Aber auch bei den Referenden zu Schengen/Dublin und zur Ausdehnung der Personenfreizügigkeit (PFZ) 2009 ist ein vergleichbares Muster zu entdecken. Beim Osthilfegesetz, der PFZ 2005 und den Bilateralen ist dieses Muster hingegen kaum zu erkennen. Aber bei diesen drei Abstimmungen investierte die SVP im Vergleich zu ihren Kontrahenten vergleichsweise geringe Mittel in den Abstimmungskampf. Um eine Schweigespirale zu durchbrechen, ist aber ein intensiver Abstimmungskampf notwendig.
Generell können wir also sagen, dass bei europapolitischen Abstimmungen in der Schweiz die Theorie der Schweigespirale, beziehungsweise der Umstand, dass sie durch die lauten und intensiven Kampagnen im späteren Abstimmungsverlauf durchbrochen wird, eher zur Empirie passt als das Modell des Status Quo-Vorteils bei Unentschlossenen. Bezeichnend ist aber auch, dass sich die Stimmabsichten bei allen europapolitischen Abstimmungen nie dramatisch änderten. Auch dies kommt wenig überraschend. Bei solchen Abstimmungen geht es um derart fundamentale politische Überzeugungen, dass Meinungsänderungen «über Nacht» höchst unwahrscheinlich sind.

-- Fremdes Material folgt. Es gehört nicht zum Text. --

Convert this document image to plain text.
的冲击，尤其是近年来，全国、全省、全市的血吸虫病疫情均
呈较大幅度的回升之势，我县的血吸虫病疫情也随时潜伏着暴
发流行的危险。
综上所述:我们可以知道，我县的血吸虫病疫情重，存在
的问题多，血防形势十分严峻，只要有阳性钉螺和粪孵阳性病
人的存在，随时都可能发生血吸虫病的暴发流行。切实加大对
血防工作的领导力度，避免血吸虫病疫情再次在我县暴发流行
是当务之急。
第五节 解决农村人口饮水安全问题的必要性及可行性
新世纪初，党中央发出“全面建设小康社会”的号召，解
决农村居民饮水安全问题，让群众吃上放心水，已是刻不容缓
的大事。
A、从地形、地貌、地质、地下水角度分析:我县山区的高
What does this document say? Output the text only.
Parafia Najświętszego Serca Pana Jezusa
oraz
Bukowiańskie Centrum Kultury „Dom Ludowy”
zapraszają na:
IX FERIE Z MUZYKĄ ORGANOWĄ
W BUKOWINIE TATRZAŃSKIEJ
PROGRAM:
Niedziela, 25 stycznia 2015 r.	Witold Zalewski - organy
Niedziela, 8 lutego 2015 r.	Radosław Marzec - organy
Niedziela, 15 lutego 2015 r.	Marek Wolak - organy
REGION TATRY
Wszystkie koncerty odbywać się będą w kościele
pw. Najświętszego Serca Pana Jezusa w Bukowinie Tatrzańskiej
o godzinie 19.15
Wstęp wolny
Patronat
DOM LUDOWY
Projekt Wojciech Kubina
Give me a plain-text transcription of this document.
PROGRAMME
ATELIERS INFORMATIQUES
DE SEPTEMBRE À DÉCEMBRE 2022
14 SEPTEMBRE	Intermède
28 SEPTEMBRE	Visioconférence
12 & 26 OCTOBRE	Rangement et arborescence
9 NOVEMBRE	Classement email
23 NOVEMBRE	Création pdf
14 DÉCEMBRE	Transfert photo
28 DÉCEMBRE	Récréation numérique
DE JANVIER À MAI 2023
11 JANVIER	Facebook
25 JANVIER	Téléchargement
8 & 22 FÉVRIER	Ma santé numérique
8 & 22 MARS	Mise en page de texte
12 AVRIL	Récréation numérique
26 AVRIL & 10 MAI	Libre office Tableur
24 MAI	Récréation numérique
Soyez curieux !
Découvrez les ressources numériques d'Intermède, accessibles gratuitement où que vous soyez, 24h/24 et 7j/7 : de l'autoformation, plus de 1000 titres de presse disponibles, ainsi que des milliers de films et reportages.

Was aber ist – im Sinne eines Fazits – aufgrund des bisherigen Meinungsbildungsverlaufs für die heutige Abstimmung zu erwarten? Sagen wir es mal so: Wären es Schweizer, die über den Brexit befinden, so wäre aufgrund des bisherigen Verlaufes der Stimmabsichten eher ein «Leave» zu erwarten als ein «Remain».